Deep-ocean benthic microbial life typically utilizes the organic carbon exported from surface waters. In oligotrophic regions where sediments are poor in organic material, subsurface benthic life exploits other primary energy sources, such as molecular hydrogen (H_{2}).

==== Radiolysis of interstitial water ====
Radioactive decay of naturally occurring uranium (^{238}U and ^{235}U), thorium (^{232}Th), and potassium (^{40}K) in seafloor sediments collectively bombard the interstitial water with α, β, and γ radiation. The irradiation ionizes and breaks apart water molecules, eventually yielding H_{2}. The products of this reaction are aqueous electrons (e^{−}_{aq}), hydrogen radicals (H·), protons (H^{+}), and hydroxyl radicals (OH·). The radicals are highly reactive, therefore short-lived, and recombine to produce hydrogen peroxide (H_{2}O_{2}), and molecular hydrogen (H_{2}).

The amount of radiolytic H_{2} production in seafloor sediments is dependent on the quantities of radioactive isotopes present, sediment porosity, and grain size. These criteria indicate that certain sediment types, such as abyssal clays and siliceous oozes, may have higher radiolytic H_{2} production relative to other seafloor strata. Also, radiolytic H_{2} production has been measured in seawater intrusions into subseafloor basement basalts.

==== Microbial activity ====
The microbes best suited to utilize radiolytic H_{2} are the knallgas bacteria, lithoautotrophes, that obtain energy by oxidizing molecular hydrogen via the knallgas reaction:

H_{2} (aq) + 0.5O_{2} (aq) H_{2}O (l)

In the surface layer of sediment cores from oligotrophic regions of the SPG, O_{2} is the primary electron acceptor used in microbial metabolisms. The O_{2} concentrations decline slightly in surface sediment (initial few decimeters) and are unchanged to depth. Meanwhile, nitrate concentrations slightly increase downward or remain constant in sediment column at approximately the same concentrations as the deep water above the seafloor. Measured negative fluxes of O_{2} in the surface layer demonstrate that a relatively low abundance of aerobic microbes which are oxidizing the minimally deposited organic matter from the ocean above. Extremely low cell counts corroborate that microbes exist in small quantities in these surface sediments. In contrast, a sediment cores outside of the SPG show rapid elimination of O_{2} and nitrate at 1 meter below sea floor (mbsf) and 2.5 mbsf, respectively. This is evidence of much higher microbial activity, both aerobic and anaerobic.

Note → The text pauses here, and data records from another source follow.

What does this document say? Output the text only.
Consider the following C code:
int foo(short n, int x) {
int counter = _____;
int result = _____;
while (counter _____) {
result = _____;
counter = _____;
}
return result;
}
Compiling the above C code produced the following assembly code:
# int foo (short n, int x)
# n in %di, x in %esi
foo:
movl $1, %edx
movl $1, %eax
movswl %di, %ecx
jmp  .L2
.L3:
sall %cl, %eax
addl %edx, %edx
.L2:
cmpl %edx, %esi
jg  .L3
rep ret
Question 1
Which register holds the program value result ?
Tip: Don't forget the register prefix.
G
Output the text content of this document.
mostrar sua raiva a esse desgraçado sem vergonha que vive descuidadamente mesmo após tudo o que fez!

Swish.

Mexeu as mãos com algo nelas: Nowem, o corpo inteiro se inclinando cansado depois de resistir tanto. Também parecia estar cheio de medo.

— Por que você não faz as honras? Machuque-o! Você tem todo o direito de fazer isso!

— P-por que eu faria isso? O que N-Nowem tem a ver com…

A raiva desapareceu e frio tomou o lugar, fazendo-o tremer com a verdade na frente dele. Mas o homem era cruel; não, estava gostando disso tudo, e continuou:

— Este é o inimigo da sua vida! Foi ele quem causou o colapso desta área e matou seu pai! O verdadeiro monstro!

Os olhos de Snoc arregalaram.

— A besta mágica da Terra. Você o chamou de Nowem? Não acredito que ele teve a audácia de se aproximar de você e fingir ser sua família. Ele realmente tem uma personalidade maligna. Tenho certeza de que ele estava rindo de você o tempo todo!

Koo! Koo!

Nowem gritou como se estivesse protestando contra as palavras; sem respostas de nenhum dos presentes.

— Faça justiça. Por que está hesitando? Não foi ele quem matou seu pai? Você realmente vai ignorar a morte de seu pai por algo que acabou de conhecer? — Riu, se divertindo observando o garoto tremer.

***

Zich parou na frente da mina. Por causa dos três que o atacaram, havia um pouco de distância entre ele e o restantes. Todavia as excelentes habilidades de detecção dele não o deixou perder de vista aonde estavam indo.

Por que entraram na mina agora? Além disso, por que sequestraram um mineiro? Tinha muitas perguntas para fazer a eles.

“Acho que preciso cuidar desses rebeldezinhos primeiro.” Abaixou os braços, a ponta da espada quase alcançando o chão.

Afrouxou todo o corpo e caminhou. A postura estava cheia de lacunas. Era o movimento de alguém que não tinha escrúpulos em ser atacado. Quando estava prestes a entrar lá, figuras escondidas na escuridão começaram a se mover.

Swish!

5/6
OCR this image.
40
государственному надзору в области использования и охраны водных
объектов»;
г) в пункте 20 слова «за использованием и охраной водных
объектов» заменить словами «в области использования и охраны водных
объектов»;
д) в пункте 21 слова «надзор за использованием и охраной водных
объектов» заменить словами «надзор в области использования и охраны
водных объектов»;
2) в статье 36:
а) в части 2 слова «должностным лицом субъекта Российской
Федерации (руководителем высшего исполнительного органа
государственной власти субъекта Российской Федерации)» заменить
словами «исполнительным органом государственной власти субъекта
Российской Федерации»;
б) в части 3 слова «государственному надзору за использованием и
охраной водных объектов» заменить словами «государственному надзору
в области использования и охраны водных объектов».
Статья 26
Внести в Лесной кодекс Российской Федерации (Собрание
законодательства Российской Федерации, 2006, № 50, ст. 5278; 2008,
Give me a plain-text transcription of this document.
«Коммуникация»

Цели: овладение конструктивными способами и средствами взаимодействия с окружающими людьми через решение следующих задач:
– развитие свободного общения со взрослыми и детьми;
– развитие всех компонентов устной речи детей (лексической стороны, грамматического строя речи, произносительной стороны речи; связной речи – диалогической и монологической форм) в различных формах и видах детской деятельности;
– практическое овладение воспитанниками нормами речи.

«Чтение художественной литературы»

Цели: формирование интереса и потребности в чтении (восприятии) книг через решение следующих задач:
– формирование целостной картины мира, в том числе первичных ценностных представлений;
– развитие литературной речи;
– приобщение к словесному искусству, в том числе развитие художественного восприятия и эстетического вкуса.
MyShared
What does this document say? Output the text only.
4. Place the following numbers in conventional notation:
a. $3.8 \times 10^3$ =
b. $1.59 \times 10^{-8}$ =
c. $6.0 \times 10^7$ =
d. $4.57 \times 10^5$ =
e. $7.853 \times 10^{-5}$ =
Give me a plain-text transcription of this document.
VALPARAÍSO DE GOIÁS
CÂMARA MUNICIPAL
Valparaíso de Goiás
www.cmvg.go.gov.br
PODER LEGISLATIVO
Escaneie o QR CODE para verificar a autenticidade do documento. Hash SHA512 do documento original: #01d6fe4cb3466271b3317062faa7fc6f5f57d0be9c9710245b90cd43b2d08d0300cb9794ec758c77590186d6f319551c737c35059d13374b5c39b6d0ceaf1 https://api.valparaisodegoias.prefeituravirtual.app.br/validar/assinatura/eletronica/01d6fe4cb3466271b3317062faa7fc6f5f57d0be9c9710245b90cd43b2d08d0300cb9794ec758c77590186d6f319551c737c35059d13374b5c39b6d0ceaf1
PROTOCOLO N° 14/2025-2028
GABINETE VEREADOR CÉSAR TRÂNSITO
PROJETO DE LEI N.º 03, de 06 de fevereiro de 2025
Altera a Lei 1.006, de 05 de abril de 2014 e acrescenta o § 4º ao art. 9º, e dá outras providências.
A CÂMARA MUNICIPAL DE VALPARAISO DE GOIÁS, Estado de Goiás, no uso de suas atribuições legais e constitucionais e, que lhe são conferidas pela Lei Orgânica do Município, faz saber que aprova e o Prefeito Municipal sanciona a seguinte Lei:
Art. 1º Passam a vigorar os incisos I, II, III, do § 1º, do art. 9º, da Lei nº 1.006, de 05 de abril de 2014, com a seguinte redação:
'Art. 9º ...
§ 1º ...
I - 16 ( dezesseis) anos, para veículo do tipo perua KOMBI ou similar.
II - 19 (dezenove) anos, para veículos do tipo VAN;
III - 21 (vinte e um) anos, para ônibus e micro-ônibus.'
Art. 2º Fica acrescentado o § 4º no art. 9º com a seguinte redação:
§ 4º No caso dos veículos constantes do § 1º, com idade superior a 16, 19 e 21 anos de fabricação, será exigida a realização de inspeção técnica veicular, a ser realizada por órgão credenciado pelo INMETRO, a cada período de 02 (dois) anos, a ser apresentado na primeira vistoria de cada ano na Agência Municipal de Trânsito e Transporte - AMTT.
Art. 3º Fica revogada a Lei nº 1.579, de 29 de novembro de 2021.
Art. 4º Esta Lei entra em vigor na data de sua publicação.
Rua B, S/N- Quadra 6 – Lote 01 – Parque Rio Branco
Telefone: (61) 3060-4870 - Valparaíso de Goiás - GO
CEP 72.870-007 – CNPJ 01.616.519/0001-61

The production of radiolytic H_{2} (electron donor) is stoichiometrically balanced by the production of 0.5 O_{2} (electron acceptor), therefore a measurable flux in O_{2} is not expected in the substrate if both radiolysis of water and knallgas bacteria co-occur. Despite the known occurrence of radiolytic H_{2} production, molecular hydrogen is below the detectable limit in the SPG cores, leading to the hypothesis that H_{2} is the primary energy source in low-organic seafloor sediments below the surface layer.

== Water color ==
Satellite data images show that some areas in the gyre are greener than the surrounding clear blue water, which is frequently interpreted as areas with higher concentrations of living phytoplankton. However, the assumption that greener ocean water contains more phytoplankton is not always true. Even though the South Pacific Gyre contains these patches of green water, it has very little organism growth. Instead, some studies hypothesize that the green patches are a result of the accumulated waste of marine life. The optical properties of the South Pacific Gyre remain largely unexplored.